Emilio Lledó y su viaje por la pasión del saber

Pedro González Núñez · 5 agosto, 2016

“Necesitamos las Humanidades para hacernos quienes somos, para saber qué somos”. Con esta rotundidad y con su estilo comunicativo siempre cercano y dicharachero transmite Emilio Lledó su pasión por el conocimiento y las diferentes ramas del saber.

Porque la mente de Emilio Lledó, pese a sus 88 primaveras, sigue siendo una de las más claras y lúcidas de la lengua española. Un hombre cuya trayectoria y filosofía han alumbrado a miles de personas que hemos disfrutado con sus obras.

Quién es Emilio Lledó

Emilio Lledó Íñigo es un filósofo español nacido en el barrio de Triana, en Sevilla, allá por 1927. A punto de cumplir los 89 años, sigue activo como miembro de la Real Academia Española en el sillón “l” minúscula.

Emilio Lledó

Lledó ha impartido clases en diferentes universidades, como Barcelona, Madrid, Heidelberg o La Laguna. Además, es autor de un buen número de obras, entre las que destacan “Elogio de la infelicidad” o “Ser quien eres. Ensayos para una educación democrática”.

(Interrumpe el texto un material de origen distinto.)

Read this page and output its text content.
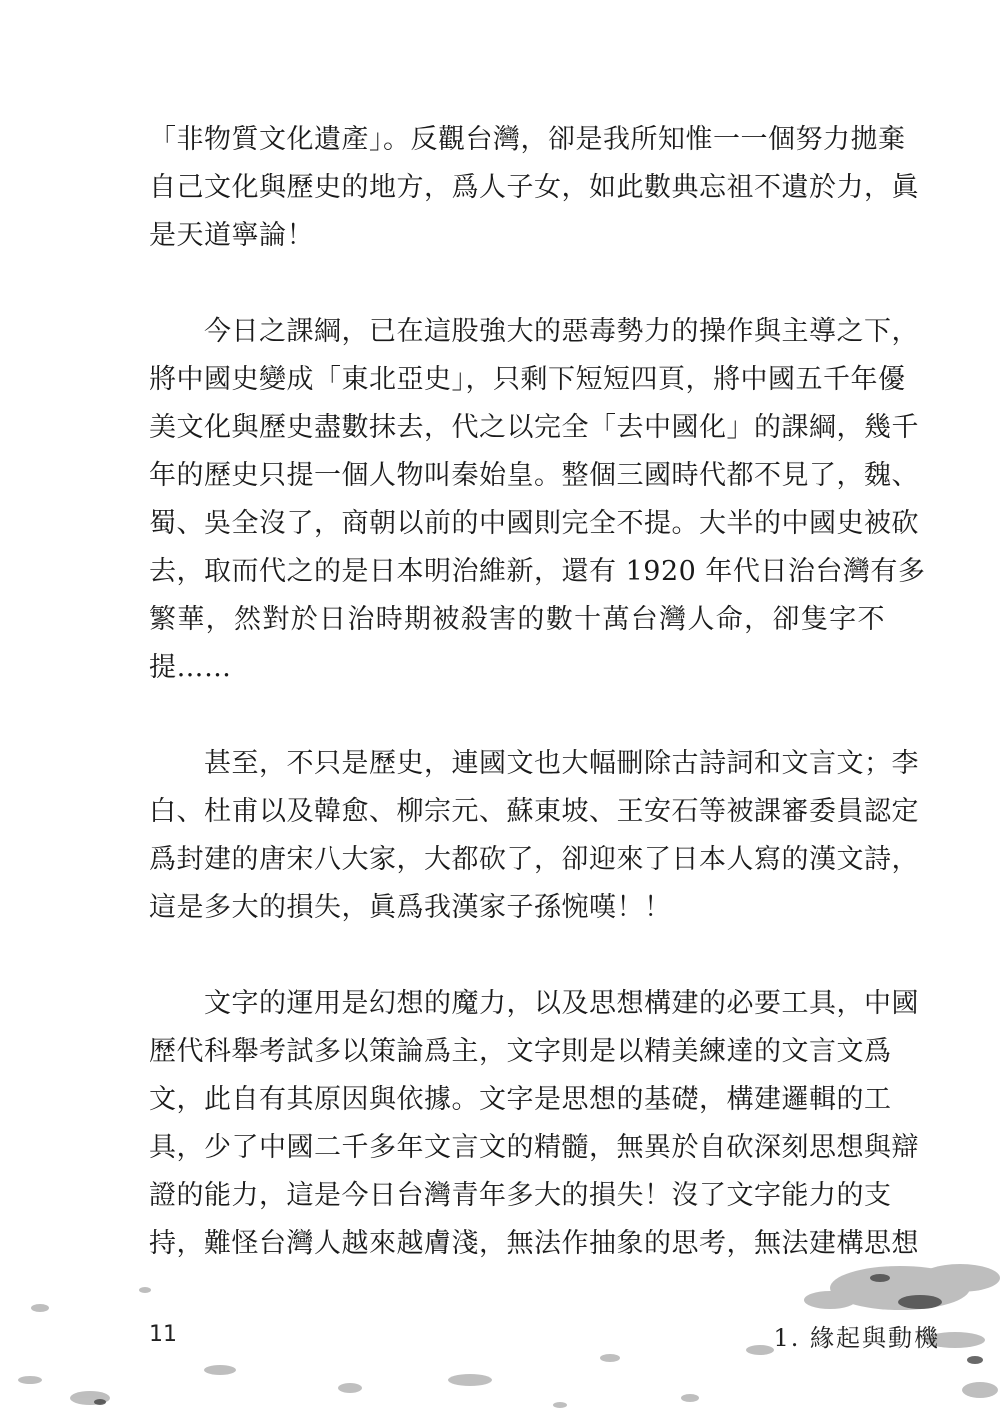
「非物質文化遺產」。反觀台灣，卻是我所知惟一一個努力拋棄
自己文化與歷史的地方，爲人子女，如此數典忘祖不遺於力，眞
是天道寧論！

　　今日之課綱，已在這股強大的惡毒勢力的操作與主導之下，
將中國史變成「東北亞史」，只剩下短短四頁，將中國五千年優
美文化與歷史盡數抹去，代之以完全「去中國化」的課綱，幾千
年的歷史只提一個人物叫秦始皇。整個三國時代都不見了，魏、
蜀、吳全沒了，商朝以前的中國則完全不提。大半的中國史被砍
去，取而代之的是日本明治維新，還有 1920 年代日治台灣有多
繁華，然對於日治時期被殺害的數十萬台灣人命，卻隻字不
提……

　　甚至，不只是歷史，連國文也大幅刪除古詩詞和文言文；李
白、杜甫以及韓愈、柳宗元、蘇東坡、王安石等被課審委員認定
爲封建的唐宋八大家，大都砍了，卻迎來了日本人寫的漢文詩，
這是多大的損失，眞爲我漢家子孫惋嘆！！

　　文字的運用是幻想的魔力，以及思想構建的必要工具，中國
歷代科舉考試多以策論爲主，文字則是以精美練達的文言文爲
文，此自有其原因與依據。文字是思想的基礎，構建邏輯的工
具，少了中國二千多年文言文的精髓，無異於自砍深刻思想與辯
證的能力，這是今日台灣青年多大的損失！沒了文字能力的支
持，難怪台灣人越來越膚淺，無法作抽象的思考，無法建構思想

11	1. 緣起與動機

A lo largo de su vida, el germen de la filosofía tomó cuerpo en su mente desde muy joven, pues ya en 1952 se licenciaba en esta materia apoyado por Julián Marías. Además, amplió sus estudios en Alemania bajo la tutela de pensadores como Karl Löwith u Otto Regenbogen.

La pasión del saber en el pensamiento de Emilio Lledó

Para Emilio Lledó, la vida es en sí misma una fuente incesante de experiencias. Hemos de ser capaces de aprender a mirar para asombrarnos de la naturaleza que florece a nuestro alrededor. Árboles, luz, mar o tierra son fuentes de conocimiento incesante.

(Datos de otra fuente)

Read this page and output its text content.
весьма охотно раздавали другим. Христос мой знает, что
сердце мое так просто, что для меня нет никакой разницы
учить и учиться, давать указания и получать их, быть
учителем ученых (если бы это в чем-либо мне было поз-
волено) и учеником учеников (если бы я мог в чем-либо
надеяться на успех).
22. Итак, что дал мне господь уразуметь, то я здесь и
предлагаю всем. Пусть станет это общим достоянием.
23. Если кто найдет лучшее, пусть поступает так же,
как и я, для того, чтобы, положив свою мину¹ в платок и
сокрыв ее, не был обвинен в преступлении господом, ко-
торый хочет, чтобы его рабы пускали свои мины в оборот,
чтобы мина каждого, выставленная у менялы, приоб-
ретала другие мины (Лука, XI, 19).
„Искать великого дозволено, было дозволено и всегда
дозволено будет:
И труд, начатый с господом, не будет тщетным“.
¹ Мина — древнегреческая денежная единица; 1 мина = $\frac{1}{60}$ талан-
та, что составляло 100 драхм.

Como buen estudiante de los filósofos clásicos, aprendió pronto a descubrir con asombro todo cuanto les rodea. A Lledó le apasiona la capacidad de aquellos primeros pensadores que comenzaron a especular y teorizar sobre el mundo en el que habitaban.

Pero además, este filósofo es capaz de conectar aquellos primitivos intentos de teorización de cuanto nos rodea con el mundo tecnológico que utilizamos continuamente. La posibilidad de experimentar actualmente se la debemos a los pensadores del pasado que iniciaron corrientes de pensamiento que todavía hoy tienen plena vigencia, y eso es maravilloso.

Hoy en día podemos usar todo el conocimiento que hemos acumulado a lo largo de las eras para unirnos con el mundo en el que vivimos. Esa es la forma en que cada persona puede encontrar su luz interior y observar qué somos, quiénes somos y qué nos hemos transformado con el paso de toda una existencia.

“La raíz del mal está en la ignorancia, el egoísmo, la codicia”.

-Emilio Lledó-

La luz interior

Para Lledó, la luz interior produce una enorme dicha. El descubrimiento de nuestros propios sentimientos, el gozo del conocimiento y la maravillosa capacidad de ir siempre un poco más allá y estar siempre en proceso de aprendizaje de este mundo fantástico que nos rodea.

Corazón de un apersona

Por ello, él propone una nueva forma de mirar el mundo. Una manera más personal, más crítica, más profunda, más llena de ansias por aprender, por saber y por conocer cuanto hay de bello en nuestra realidad.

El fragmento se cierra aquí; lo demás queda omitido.